Most of the coverage of the new Kong et al. paper has focused on the rising risk for inheritable diseases such as autism and schizophrenia in the children of older fathers. And, indeed, that is is the larger story, and, perhaps, the more useful one for society.

But, for those of us interested in the origins of our species, there is another story:
We show that in our samples, with an average father’s age of 29.7, the average de novo mutation rate is 1.20 × 10−8 per nucleotide per generation.
This mutation rate is in line with other direct measured rates, and is about twice smaller than the widely used 2.5x10^-8 rate used in evolutionary studies. Application of the low rate has led to a much older Human-Chimp divergence than was previously thought. That, in turn, will make mitochondrial Eve much older, because the mtDNA clock is calibrated on the Human-Chimp divergence. Practically every study of the last 10 years that looked at human origins and used the 2.5x10^-8 rate needs to be dusted off and made up to date.

But there is yet another story. The beauty of the Langergraber et al. paper is that it inferred the Human-Chimp divergence on the basis of directly observed quantities: mutation rates and generation times. But, there was one quantity which they could not measure directly: the mutation rate in the apes. Thus, they used the mutation rate of humans for the apes as well; that is very reasonable, because presumably the same underlying chemical machinery affects the rate in humans and their simian friends. But, here's where things get complicated:

Mean human paternal ages are about ~7 years older than chimp ones, and ~10 years older than gorilla ones. What this means, is that on average, younger chimp dads and younger gorilla dads have babies. But, the new Kong et al. paper:
Most notably, the diversity in mutation rate of single nucleotide polymorphisms is dominated by the age of the father at conception of the child. The effect is an increase of about two mutations per year. An exponential model estimates paternal mutations doubling every 16.5 years.
A back-of-the envelope calculation suggests that the higher age of human fathers may contribute ~30-50% more mutation in humans than in chimps/gorillas. Conversely, the mutation rate used for chimps should not be the human one: it should be even lower.

What are the implications of this?

The divergence of Humans from Chimps has been estimated by summing up mutations on two branches to their most recent common ancestor (MRCA). Younger chimp fathers = lower mutation rate / generation = Chimp-to-MRCA branch just got older.

In other words, just as we learned than humans diverged from chimps ~7-13 million years ago, it may be that they did so even earlier.

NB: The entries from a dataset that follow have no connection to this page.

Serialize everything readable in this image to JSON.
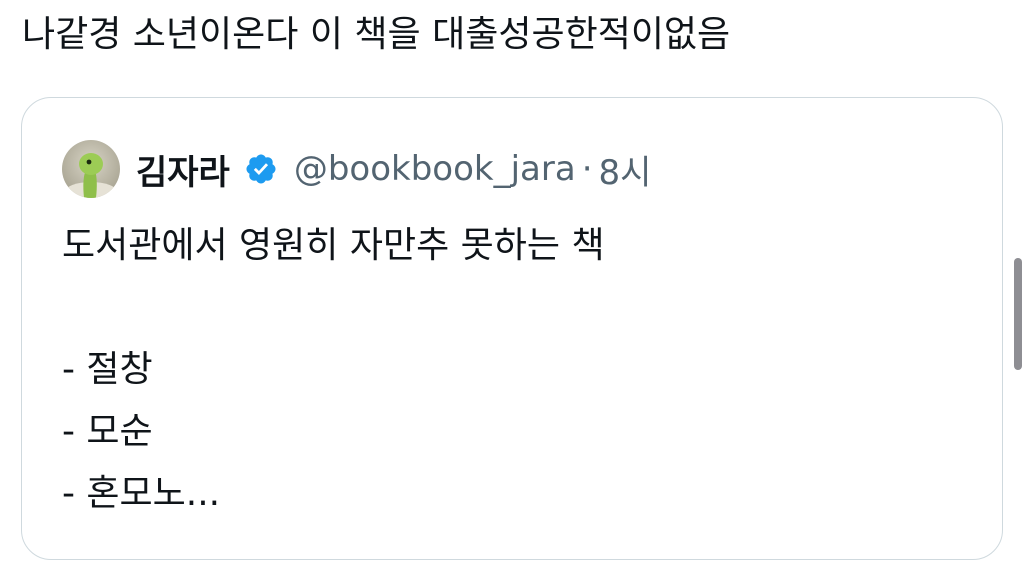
{
  "tweet": {
    "text": "나같경 소년이온다 이 책을 대출성공한적이없음"
  },
  "quoted_tweet": {
    "author_name": "김자라",
    "verified_icon": "verified-badge-icon",
    "handle": "@bookbook_jara",
    "separator": "·",
    "time": "8시",
    "lines": [
      "도서관에서 영원히 자만추 못하는 책",
      "",
      "- 절창",
      "- 모순",
      "- 혼모노..."
    ]
  },
  "colors": {
    "text_primary": "#0f1419",
    "text_secondary": "#536471",
    "card_border": "#cfd9de",
    "verified_blue": "#1d9bf0",
    "scrollbar": "#8e8e93"
  }
}
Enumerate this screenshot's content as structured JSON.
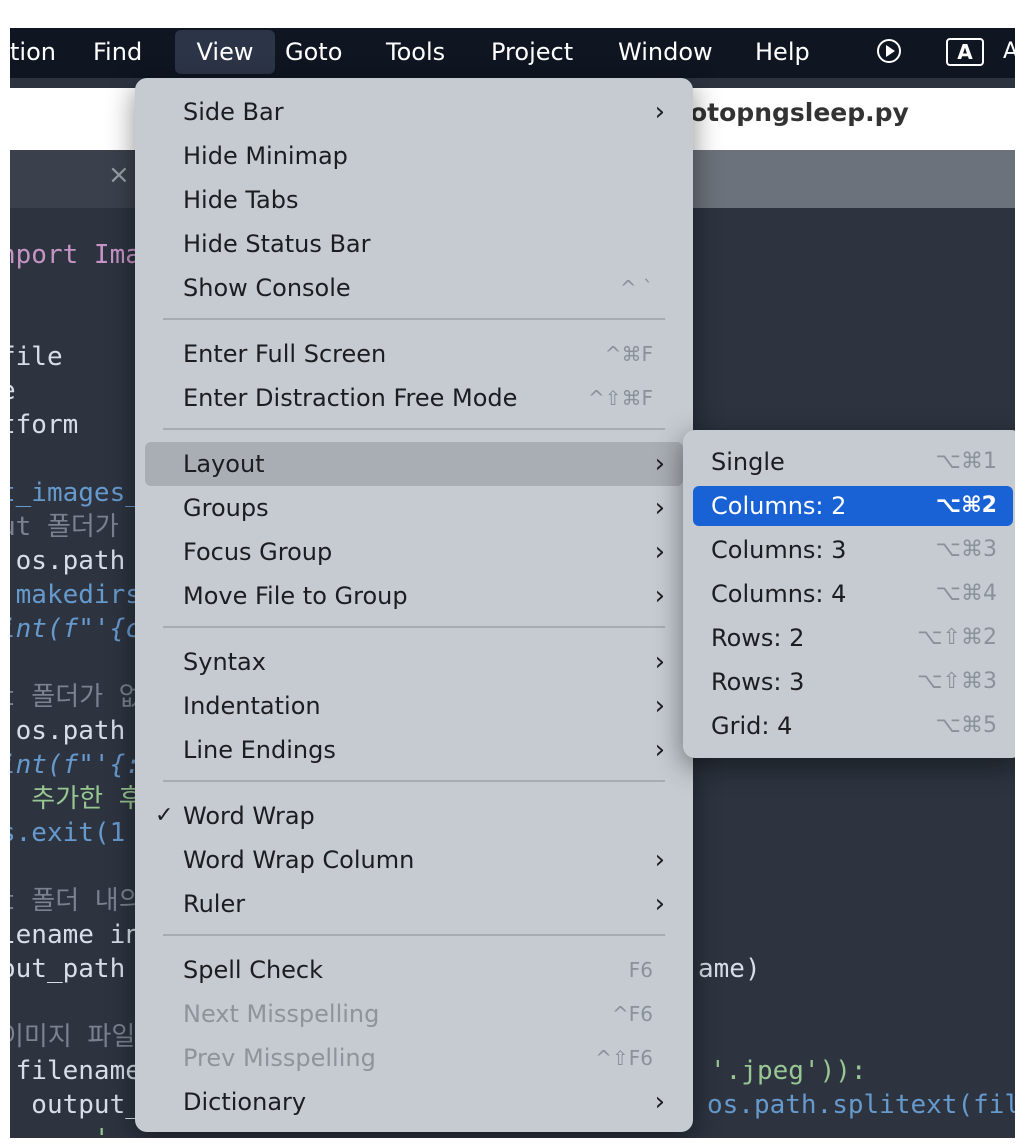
{
  "menubar": {
    "items": [
      "tion",
      "Find",
      "View",
      "Goto",
      "Tools",
      "Project",
      "Window",
      "Help"
    ],
    "kbd_icon": "A",
    "trailing": "A"
  },
  "editor": {
    "filename": "otopngsleep.py",
    "code_lines": [
      "nport Ima",
      "file",
      "e",
      "tform",
      "t_images_",
      "ut 폴더가",
      " os.path",
      ".makedirs",
      "int(f\"'{c",
      "t 폴더가 없",
      " os.path",
      "int(f\"'{:",
      "  추가한 후",
      "s.exit(1",
      "t 폴더 내의",
      "lename in",
      "out_path",
      "이미지 파일",
      " filename",
      "  output_",
      "      '"
    ],
    "right_fragments": [
      "ame)",
      "'.jpeg')):",
      "os.path.splitext(fil"
    ]
  },
  "view_menu": {
    "items": [
      {
        "label": "Side Bar",
        "shortcut": "",
        "submenu": true,
        "check": "",
        "disabled": false
      },
      {
        "label": "Hide Minimap",
        "shortcut": "",
        "submenu": false,
        "check": "",
        "disabled": false
      },
      {
        "label": "Hide Tabs",
        "shortcut": "",
        "submenu": false,
        "check": "",
        "disabled": false
      },
      {
        "label": "Hide Status Bar",
        "shortcut": "",
        "submenu": false,
        "check": "",
        "disabled": false
      },
      {
        "label": "Show Console",
        "shortcut": "^ `",
        "submenu": false,
        "check": "",
        "disabled": false
      },
      {
        "label": "Enter Full Screen",
        "shortcut": "^⌘F",
        "submenu": false,
        "check": "",
        "disabled": false
      },
      {
        "label": "Enter Distraction Free Mode",
        "shortcut": "^⇧⌘F",
        "submenu": false,
        "check": "",
        "disabled": false
      },
      {
        "label": "Layout",
        "shortcut": "",
        "submenu": true,
        "check": "",
        "disabled": false
      },
      {
        "label": "Groups",
        "shortcut": "",
        "submenu": true,
        "check": "",
        "disabled": false
      },
      {
        "label": "Focus Group",
        "shortcut": "",
        "submenu": true,
        "check": "",
        "disabled": false
      },
      {
        "label": "Move File to Group",
        "shortcut": "",
        "submenu": true,
        "check": "",
        "disabled": false
      },
      {
        "label": "Syntax",
        "shortcut": "",
        "submenu": true,
        "check": "",
        "disabled": false
      },
      {
        "label": "Indentation",
        "shortcut": "",
        "submenu": true,
        "check": "",
        "disabled": false
      },
      {
        "label": "Line Endings",
        "shortcut": "",
        "submenu": true,
        "check": "",
        "disabled": false
      },
      {
        "label": "Word Wrap",
        "shortcut": "",
        "submenu": false,
        "check": "✓",
        "disabled": false
      },
      {
        "label": "Word Wrap Column",
        "shortcut": "",
        "submenu": true,
        "check": "",
        "disabled": false
      },
      {
        "label": "Ruler",
        "shortcut": "",
        "submenu": true,
        "check": "",
        "disabled": false
      },
      {
        "label": "Spell Check",
        "shortcut": "F6",
        "submenu": false,
        "check": "",
        "disabled": false
      },
      {
        "label": "Next Misspelling",
        "shortcut": "^F6",
        "submenu": false,
        "check": "",
        "disabled": true
      },
      {
        "label": "Prev Misspelling",
        "shortcut": "^⇧F6",
        "submenu": false,
        "check": "",
        "disabled": true
      },
      {
        "label": "Dictionary",
        "shortcut": "",
        "submenu": true,
        "check": "",
        "disabled": false
      }
    ]
  },
  "layout_submenu": {
    "items": [
      {
        "label": "Single",
        "shortcut": "⌥⌘1"
      },
      {
        "label": "Columns: 2",
        "shortcut": "⌥⌘2",
        "selected": true
      },
      {
        "label": "Columns: 3",
        "shortcut": "⌥⌘3"
      },
      {
        "label": "Columns: 4",
        "shortcut": "⌥⌘4"
      },
      {
        "label": "Rows: 2",
        "shortcut": "⌥⇧⌘2"
      },
      {
        "label": "Rows: 3",
        "shortcut": "⌥⇧⌘3"
      },
      {
        "label": "Grid: 4",
        "shortcut": "⌥⌘5"
      }
    ]
  },
  "colors": {
    "menubar_bg": "#0f1521",
    "menu_bg": "#c5cbd1",
    "selection": "#1962d6",
    "editor_bg": "#2d3440"
  }
}
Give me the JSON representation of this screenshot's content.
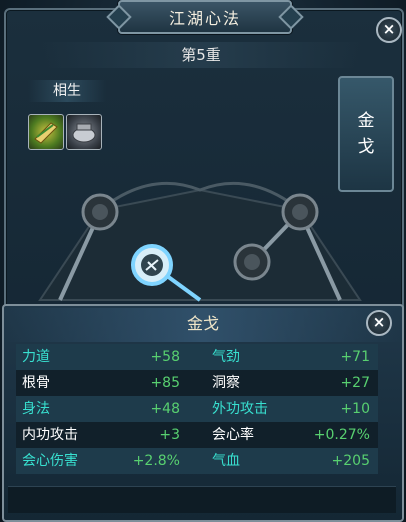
{
  "window": {
    "title": "江湖心法",
    "close_label": "×"
  },
  "tier": "第5重",
  "xiangsheng": {
    "label": "相生",
    "items": [
      "meridian-scroll-icon",
      "pot-icon"
    ]
  },
  "side_tab": {
    "char1": "金",
    "char2": "戈"
  },
  "popup": {
    "title": "金戈",
    "close_label": "×",
    "stats": [
      {
        "left_label": "力道",
        "left_value": "+58",
        "right_label": "气劲",
        "right_value": "+71",
        "highlight": true
      },
      {
        "left_label": "根骨",
        "left_value": "+85",
        "right_label": "洞察",
        "right_value": "+27",
        "highlight": false
      },
      {
        "left_label": "身法",
        "left_value": "+48",
        "right_label": "外功攻击",
        "right_value": "+10",
        "highlight": true
      },
      {
        "left_label": "内功攻击",
        "left_value": "+3",
        "right_label": "会心率",
        "right_value": "+0.27%",
        "highlight": false
      },
      {
        "left_label": "会心伤害",
        "left_value": "+2.8%",
        "right_label": "气血",
        "right_value": "+205",
        "highlight": true
      }
    ]
  },
  "colors": {
    "label_highlight": "#38e0d0",
    "value": "#58d070",
    "active_node": "#7fd4ff"
  }
}
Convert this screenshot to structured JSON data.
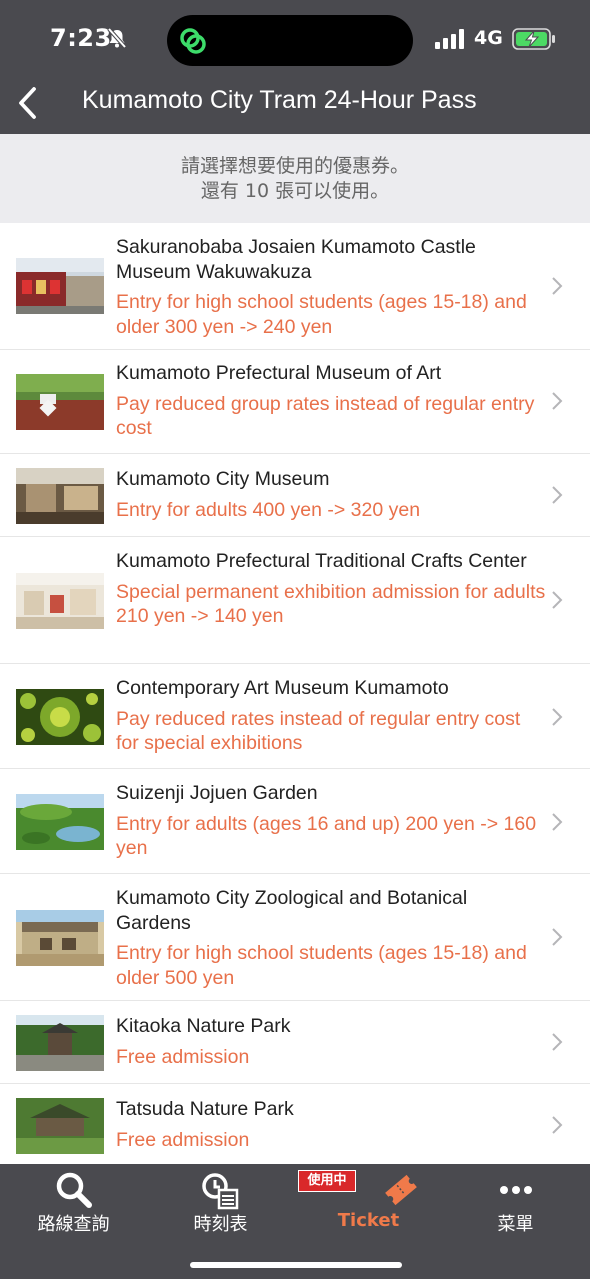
{
  "status_bar": {
    "time": "7:23",
    "network": "4G"
  },
  "header": {
    "title": "Kumamoto City Tram 24-Hour Pass"
  },
  "notice": {
    "line1": "請選擇想要使用的優惠券。",
    "line2": "還有 10 張可以使用。"
  },
  "items": [
    {
      "name": "Sakuranobaba Josaien Kumamoto Castle Museum Wakuwakuza",
      "desc": "Entry for high school students (ages 15-18) and older 300 yen -> 240 yen"
    },
    {
      "name": "Kumamoto Prefectural Museum of Art",
      "desc": "Pay reduced group rates instead of regular entry cost"
    },
    {
      "name": "Kumamoto City Museum",
      "desc": "Entry for adults 400 yen -> 320 yen"
    },
    {
      "name": "Kumamoto Prefectural Traditional Crafts Center",
      "desc": "Special permanent exhibition admission for adults 210 yen -> 140 yen"
    },
    {
      "name": "Contemporary Art Museum Kumamoto",
      "desc": "Pay reduced rates instead of regular entry cost for special exhibitions"
    },
    {
      "name": "Suizenji Jojuen Garden",
      "desc": "Entry for adults (ages 16 and up) 200 yen -> 160 yen"
    },
    {
      "name": "Kumamoto City Zoological and Botanical Gardens",
      "desc": "Entry for high school students (ages 15-18) and older 500 yen"
    },
    {
      "name": "Kitaoka Nature Park",
      "desc": "Free admission"
    },
    {
      "name": "Tatsuda Nature Park",
      "desc": "Free admission"
    }
  ],
  "tabbar": {
    "tabs": [
      {
        "label": "路線查詢",
        "icon": "search-icon"
      },
      {
        "label": "時刻表",
        "icon": "timetable-icon"
      },
      {
        "label": "Ticket",
        "icon": "ticket-icon"
      },
      {
        "label": "菜單",
        "icon": "more-icon"
      }
    ],
    "active_badge": "使用中"
  },
  "colors": {
    "accent": "#e8704a",
    "header_bg": "#4a4a4f",
    "notice_bg": "#ececef"
  }
}
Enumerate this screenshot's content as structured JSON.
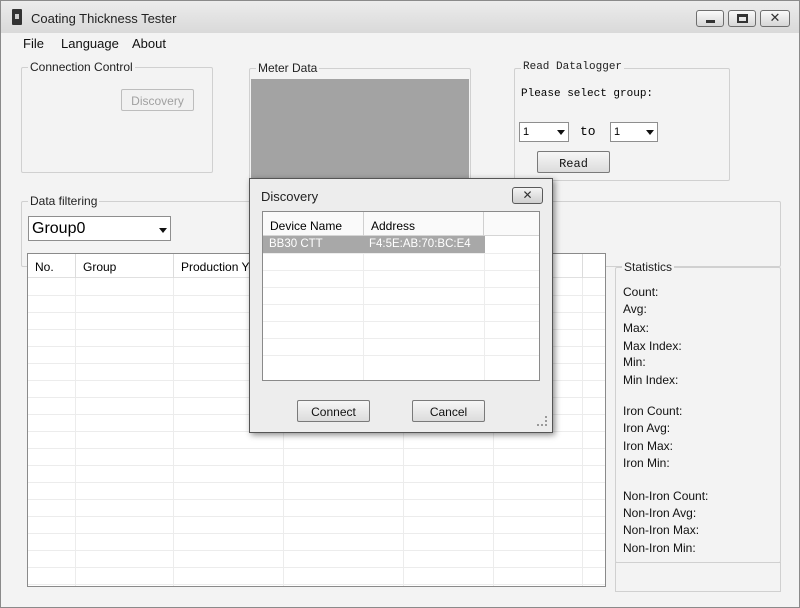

Nature 488, 471–475 (23 August 2012) doi:10.1038/nature11396

Rate of de novo mutations and the importance of father’s age to disease risk

Augustine Kong et al.

Mutations generate sequence diversity and provide a substrate for selection. The rate of de novo mutations is therefore of major importance to evolution. Here we conduct a study of genome-wide mutation rates by sequencing the entire genomes of 78 Icelandic parent–offspring trios at high coverage. We show that in our samples, with an average father’s age of 29.7, the average de novo mutation rate is 1.20???10?8 per nucleotide per generation. Most notably, the diversity in mutation rate of single nucleotide polymorphisms is dominated by the age of the father at conception of the child. The effect is an increase of about two mutations per year. An exponential model estimates paternal mutations doubling every 16.5?years. After accounting for random Poisson variation, father’s age is estimated to explain nearly all of the remaining variation in the de novo mutation counts. These observations shed light on the importance of the father’s age on the risk of diseases such as schizophrenia and autism.